AHA urges CMS to revise proposed consumer assister requirements   04/21/2014
AHA today expressed concern with the Centers for Medicare & Medicaid Services’ proposed new requirements for consumer assistance entities beginning in 2015 under the Affordable Care Act, which would establish Civil Money Penalties for any breach of federal rules by any party. “The establishment of CMPs is an extreme response when applied to all applicable federal rules, especially when other compliance enforcement mechanisms already exist,” wrote Linda Fishman, AHA senior vice president of public policy analysis and development. “The AHA believes applying CMPs to individual and institutional assisters, especially voluntary [Certified Application Counselors], would have a chilling effect on some hospitals continuing to serve in that role.” Fishman urged CMS “to reconsider application of CMPs to voluntary assisters, and limit CMPs in general to egregious violations of selected requirements in which there are no other enforcement mechanisms already in place.” The letter also suggests improvements to the proposed rule’s standards for the Transitional Reinsurance Program and Temporary Risk Corridor Program, among other changes. 
HFMA webinar tomorrow on health care price transparency   04/21/2014
The Healthcare Financial Management Association will host a webinar tomorrow on new price transparency recommendations for health plans, health care providers and others, released last week by a task force whose members include the AHA. The webinar will review the task force recommendations and guide to help consumers estimate the cost of care, and present examples of organizations that are leading the way toward improved price transparency.

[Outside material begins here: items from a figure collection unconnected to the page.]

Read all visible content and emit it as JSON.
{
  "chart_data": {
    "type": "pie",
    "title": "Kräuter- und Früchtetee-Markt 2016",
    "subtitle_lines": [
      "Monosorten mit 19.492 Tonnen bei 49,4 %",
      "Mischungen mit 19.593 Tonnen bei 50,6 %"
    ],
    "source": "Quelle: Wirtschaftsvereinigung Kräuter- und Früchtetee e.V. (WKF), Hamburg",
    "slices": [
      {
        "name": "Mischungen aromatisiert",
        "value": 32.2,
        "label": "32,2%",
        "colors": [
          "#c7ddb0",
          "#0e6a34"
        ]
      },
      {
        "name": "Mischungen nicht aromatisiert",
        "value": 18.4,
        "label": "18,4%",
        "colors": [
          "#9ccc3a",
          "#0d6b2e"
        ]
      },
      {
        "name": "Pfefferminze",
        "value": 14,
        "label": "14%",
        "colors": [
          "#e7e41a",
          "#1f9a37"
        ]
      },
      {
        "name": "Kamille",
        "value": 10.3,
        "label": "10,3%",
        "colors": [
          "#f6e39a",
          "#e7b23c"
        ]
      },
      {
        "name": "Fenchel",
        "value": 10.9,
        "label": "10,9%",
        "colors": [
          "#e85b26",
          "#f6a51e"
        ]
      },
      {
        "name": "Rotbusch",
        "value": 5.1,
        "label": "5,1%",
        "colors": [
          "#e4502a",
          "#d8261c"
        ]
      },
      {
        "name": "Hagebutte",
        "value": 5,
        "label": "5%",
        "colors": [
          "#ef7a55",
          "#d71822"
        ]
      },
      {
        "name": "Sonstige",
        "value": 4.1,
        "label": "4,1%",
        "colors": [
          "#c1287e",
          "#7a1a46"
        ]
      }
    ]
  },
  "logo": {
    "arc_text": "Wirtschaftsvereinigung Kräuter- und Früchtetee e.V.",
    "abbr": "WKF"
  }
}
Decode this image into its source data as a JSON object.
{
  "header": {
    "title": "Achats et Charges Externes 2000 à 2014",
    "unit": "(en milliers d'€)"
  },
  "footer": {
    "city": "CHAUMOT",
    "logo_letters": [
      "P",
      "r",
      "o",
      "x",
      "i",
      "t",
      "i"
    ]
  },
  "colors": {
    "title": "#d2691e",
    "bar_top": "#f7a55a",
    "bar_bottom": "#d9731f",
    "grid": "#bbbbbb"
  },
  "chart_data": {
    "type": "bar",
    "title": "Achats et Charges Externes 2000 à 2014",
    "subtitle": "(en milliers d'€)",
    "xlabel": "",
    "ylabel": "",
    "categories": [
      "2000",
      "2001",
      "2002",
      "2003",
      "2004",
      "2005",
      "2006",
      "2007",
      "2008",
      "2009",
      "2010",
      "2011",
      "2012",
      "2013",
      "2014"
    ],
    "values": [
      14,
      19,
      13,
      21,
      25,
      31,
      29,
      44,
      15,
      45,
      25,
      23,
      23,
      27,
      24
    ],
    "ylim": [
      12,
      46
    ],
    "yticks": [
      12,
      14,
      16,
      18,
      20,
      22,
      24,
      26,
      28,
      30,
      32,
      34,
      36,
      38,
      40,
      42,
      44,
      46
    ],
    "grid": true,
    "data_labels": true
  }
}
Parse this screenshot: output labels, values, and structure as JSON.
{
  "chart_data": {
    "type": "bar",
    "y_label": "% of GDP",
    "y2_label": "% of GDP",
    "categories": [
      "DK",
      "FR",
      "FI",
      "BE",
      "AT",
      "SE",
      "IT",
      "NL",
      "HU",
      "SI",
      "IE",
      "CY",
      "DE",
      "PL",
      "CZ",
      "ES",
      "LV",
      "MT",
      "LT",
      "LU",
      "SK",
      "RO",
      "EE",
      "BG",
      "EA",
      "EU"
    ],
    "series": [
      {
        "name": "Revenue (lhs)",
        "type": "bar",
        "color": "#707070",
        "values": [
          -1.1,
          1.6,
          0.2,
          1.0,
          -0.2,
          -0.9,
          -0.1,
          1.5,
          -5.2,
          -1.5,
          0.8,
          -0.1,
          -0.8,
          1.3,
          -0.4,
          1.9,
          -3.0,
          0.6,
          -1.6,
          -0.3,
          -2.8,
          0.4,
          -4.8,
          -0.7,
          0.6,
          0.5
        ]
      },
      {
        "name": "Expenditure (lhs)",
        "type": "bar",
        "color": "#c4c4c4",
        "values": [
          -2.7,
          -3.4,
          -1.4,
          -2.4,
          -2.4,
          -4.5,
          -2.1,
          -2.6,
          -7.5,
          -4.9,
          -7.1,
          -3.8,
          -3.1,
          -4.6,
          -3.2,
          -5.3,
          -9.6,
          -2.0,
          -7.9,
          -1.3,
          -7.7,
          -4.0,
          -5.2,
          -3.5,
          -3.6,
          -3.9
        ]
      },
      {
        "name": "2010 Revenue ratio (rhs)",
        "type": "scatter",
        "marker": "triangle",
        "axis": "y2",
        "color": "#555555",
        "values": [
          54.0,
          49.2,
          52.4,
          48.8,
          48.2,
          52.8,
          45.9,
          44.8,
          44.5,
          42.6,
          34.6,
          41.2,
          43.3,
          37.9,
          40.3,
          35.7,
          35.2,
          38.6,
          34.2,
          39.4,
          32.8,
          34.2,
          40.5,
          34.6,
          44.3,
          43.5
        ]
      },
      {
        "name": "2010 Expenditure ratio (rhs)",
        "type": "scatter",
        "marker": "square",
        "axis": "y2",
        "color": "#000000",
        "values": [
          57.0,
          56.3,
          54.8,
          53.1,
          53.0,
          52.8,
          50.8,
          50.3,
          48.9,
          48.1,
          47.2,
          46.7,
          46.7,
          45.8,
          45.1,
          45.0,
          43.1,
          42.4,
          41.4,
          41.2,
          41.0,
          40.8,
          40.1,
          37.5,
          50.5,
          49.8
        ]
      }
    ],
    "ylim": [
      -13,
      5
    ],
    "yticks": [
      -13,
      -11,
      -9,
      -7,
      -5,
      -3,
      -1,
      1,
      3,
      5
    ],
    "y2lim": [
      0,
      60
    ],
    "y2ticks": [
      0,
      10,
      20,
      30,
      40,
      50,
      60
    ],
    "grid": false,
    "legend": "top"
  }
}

For more information or to register, click here. Online registration is open today until midnight CT. To register tomorrow, call 800-252-4362, ext. 2 by 1 p.m. CT. The webinar also will be available for viewing on-demand after the event.    
IV saline and other drug shortages are FDA priority, agency tells AHA   04/21/2014
The Food and Drug Administration does not have the authority to require a manufacturer to make a product or direct a manufacturer’s business decisions about manufacturing capacity, but “will take every action within its authority to help alleviate the shortage of IV saline and other drugs and increase supplies in the marketplace,” FDA Commissioner Margaret Hamburg, M.D., told AHA today. “Please be assured that the prevention and mitigation of drug shortages is a key priority for FDA,” Hamburg said in a letter to AHA Executive Vice President Rick Pollack. She said the agency “will continue to work with manufacturers, providers, patients, patient advocates, and other stakeholders to protect patients and identify solutions to this serious problem.” Pollack last month urged the agency to vigorously pursue additional supplies and suppliers of normal saline and other intravenous fluids that are fundamental to patient care in hospitals, to ease the severe, long-standing shortage of these products and prevent future shortages. For IV fluid conservation strategies, see the AHA’s March 20 Quality Advisory for members.